The nonprofit organization that we worked with was eventually shut down. I continued to work on community projects in the city. I moved to an apartment in the downtown area of the city, shopped for groceries in the Spanish-owned neighborhood stores and got to know people in the neighborhood. I eventually worked in city hall on a fair housing project for the mayor. I was happy to be immersed in the world that I wanted to be in, but continued to be disillusioned by the politics of the city, the way people behaved with each other, and many of the different things that I saw and learned.
Recently, I suddenly found myself thinking about the retired college professor who first got me and others from the church involved with the nonprofit organization. He and his wife were long-time members of the church that I attended. Many students from my college attended that church, and the professor and his wife always invited new freshmen to their house for dinner each fall. We were charmed by their home and by our conversations that evening. They lived in a small house just off campus, with a fenced yard that was completely planted in vegetables, herbs and flowers, in a traditional cottage garden style. They served us a delicious meal with food from their garden, had us try herbal teas, and we stayed and talked for hours.

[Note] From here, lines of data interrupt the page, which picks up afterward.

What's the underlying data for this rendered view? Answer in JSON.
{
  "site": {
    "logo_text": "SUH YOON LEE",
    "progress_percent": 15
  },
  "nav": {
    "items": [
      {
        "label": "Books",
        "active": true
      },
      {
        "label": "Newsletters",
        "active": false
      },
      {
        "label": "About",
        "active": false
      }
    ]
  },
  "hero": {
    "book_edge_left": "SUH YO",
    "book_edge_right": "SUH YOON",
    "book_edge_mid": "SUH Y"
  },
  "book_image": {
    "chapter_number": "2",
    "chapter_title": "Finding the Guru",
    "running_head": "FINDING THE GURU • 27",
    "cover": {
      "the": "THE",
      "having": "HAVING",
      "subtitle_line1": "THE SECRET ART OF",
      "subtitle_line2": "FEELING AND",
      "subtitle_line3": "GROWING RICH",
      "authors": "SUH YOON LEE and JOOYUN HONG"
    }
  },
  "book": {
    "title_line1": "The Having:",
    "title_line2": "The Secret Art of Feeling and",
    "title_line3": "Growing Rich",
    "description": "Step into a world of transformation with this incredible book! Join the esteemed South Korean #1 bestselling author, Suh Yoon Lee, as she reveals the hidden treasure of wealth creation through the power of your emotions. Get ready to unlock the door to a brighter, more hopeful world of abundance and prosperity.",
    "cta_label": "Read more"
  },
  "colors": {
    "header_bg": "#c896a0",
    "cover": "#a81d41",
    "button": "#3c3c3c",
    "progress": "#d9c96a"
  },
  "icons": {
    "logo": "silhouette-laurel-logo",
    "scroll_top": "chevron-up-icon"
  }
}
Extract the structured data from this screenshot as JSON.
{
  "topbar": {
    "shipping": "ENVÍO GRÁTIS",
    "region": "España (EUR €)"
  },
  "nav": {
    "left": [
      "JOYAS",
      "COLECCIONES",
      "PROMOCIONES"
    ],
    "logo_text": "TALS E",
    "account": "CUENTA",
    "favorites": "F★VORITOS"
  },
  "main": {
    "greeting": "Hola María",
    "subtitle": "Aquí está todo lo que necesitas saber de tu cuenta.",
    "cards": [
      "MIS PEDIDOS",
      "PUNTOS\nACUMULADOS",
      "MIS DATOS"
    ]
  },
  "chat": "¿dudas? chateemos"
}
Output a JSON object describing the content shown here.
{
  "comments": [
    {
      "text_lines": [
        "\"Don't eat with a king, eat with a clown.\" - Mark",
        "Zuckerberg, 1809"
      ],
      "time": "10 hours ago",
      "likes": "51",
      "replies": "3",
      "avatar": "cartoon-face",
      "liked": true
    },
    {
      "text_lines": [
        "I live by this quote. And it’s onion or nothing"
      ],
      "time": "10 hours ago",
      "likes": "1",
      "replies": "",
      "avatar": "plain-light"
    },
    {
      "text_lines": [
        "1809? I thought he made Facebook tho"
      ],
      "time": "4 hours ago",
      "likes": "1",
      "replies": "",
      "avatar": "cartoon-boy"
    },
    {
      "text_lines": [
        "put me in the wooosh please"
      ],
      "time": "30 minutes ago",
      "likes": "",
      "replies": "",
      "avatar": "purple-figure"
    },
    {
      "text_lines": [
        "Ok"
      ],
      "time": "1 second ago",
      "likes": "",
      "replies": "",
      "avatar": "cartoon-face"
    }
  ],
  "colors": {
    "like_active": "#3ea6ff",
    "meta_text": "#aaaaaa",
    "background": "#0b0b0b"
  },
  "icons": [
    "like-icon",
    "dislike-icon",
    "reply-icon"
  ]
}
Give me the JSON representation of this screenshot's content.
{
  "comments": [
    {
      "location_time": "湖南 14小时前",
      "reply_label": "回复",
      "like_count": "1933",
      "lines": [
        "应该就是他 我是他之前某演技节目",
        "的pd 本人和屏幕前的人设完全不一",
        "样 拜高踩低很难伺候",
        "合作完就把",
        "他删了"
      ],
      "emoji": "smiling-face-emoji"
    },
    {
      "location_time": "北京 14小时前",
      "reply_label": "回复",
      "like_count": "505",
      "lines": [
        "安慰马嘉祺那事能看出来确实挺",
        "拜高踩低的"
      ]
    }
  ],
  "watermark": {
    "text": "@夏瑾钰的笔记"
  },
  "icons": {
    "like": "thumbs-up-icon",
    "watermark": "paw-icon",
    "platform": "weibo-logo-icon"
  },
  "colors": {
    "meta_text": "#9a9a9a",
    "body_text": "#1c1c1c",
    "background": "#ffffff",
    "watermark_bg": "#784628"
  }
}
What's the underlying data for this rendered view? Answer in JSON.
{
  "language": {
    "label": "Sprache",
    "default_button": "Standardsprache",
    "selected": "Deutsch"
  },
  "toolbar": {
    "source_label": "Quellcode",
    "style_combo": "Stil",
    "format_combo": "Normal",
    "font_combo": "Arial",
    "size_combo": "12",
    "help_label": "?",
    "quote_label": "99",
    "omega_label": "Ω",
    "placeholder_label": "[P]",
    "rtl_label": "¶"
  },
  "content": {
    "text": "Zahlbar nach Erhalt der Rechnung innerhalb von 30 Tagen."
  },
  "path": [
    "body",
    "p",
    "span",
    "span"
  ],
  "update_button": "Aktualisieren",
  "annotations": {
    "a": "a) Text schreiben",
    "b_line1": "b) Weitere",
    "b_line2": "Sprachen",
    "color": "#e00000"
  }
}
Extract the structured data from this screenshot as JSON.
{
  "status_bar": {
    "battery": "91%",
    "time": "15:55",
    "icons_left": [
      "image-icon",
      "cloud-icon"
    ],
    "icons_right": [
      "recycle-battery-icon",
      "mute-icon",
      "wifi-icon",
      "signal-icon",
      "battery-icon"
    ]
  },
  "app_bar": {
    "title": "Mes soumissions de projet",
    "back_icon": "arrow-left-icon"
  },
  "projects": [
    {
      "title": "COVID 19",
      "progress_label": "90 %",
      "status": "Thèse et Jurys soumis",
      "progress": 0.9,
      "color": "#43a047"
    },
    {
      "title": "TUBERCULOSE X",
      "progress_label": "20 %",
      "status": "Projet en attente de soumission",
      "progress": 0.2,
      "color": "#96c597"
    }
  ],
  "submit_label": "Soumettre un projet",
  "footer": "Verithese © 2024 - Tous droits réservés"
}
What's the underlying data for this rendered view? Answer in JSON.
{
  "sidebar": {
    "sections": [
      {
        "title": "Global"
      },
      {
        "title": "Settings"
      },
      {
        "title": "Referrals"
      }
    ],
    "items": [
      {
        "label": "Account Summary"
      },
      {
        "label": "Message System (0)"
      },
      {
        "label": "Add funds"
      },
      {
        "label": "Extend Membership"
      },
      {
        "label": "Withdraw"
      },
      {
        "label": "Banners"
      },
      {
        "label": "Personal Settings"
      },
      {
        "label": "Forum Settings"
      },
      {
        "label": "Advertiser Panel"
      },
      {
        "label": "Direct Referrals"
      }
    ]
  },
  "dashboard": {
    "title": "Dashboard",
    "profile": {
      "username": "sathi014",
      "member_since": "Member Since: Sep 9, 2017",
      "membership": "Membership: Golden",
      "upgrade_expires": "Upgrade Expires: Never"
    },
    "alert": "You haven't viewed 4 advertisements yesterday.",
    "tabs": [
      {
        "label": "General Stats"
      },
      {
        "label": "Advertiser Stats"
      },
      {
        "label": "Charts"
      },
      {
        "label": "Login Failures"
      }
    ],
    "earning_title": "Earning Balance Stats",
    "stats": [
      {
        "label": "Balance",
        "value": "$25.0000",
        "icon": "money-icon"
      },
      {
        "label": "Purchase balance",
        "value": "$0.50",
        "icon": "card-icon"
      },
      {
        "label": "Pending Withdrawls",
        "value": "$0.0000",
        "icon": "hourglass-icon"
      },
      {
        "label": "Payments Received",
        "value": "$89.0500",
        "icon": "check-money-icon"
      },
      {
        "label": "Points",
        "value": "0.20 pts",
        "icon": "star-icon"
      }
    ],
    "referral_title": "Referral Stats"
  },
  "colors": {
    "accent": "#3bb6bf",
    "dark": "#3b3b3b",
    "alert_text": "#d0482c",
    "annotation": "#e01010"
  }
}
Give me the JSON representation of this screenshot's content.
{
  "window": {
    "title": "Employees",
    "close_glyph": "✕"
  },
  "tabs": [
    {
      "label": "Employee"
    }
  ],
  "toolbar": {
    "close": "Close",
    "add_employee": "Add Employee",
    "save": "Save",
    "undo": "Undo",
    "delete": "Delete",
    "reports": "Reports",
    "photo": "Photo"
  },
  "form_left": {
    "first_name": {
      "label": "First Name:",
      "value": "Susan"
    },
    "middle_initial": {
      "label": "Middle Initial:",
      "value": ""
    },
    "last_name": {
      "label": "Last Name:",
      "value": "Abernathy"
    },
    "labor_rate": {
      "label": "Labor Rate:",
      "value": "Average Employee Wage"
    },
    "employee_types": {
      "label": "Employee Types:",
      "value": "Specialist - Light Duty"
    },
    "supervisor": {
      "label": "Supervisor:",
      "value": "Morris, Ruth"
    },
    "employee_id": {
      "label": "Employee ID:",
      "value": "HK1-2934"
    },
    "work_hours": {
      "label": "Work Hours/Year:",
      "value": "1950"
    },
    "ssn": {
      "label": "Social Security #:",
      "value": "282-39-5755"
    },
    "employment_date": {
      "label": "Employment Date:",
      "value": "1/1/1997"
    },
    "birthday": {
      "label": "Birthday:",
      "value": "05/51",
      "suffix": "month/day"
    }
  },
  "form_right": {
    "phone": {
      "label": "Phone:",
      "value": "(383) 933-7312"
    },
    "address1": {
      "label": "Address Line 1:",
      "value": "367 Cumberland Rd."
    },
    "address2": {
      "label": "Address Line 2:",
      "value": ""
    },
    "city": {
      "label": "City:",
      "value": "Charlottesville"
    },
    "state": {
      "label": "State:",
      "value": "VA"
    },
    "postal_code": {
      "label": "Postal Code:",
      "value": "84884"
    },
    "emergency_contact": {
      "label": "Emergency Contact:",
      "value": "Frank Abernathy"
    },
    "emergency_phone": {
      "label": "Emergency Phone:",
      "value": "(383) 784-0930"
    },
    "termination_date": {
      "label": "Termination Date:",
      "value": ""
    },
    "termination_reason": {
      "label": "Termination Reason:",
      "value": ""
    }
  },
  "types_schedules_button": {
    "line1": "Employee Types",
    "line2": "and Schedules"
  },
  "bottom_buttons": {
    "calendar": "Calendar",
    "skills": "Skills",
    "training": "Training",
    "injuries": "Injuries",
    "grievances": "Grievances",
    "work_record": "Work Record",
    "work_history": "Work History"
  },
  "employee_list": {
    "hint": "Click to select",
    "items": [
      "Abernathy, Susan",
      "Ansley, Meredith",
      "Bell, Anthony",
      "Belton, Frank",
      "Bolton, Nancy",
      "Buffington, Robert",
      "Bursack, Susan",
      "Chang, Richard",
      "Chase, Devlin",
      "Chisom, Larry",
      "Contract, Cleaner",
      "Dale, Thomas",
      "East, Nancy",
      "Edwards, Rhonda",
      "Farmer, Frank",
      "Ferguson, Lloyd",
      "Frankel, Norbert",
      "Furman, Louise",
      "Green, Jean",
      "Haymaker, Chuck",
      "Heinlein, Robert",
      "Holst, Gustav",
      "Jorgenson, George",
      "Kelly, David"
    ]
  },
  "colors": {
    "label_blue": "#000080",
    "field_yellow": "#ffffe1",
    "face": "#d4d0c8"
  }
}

I am drawn to the idea of "moving more slowly" to cultivate a sense of patience. There are many outward ways of cultivating patience: cooking home-made food, enjoying the simple pleasures of walking the dog in the evening and gazing at stars, growing a garden, spending weekends biking around the neighborhood. The community gardens in my current neighborhood remind me of the farms and gardens I grew up with, and the sounds of music and children outside in the park remind me of my first summer in the city where I worked then. The peacefulness of a summer day is linked to the strength and patience needed to deal with challenges that come our way.
So I am trying to figure out a way to internalize a sense of patience. These visible reminders of patience - walking slowly through the city on a hot day, taking care of a garden, even watching a flock of chickens - are support for cultivating the habit of patience.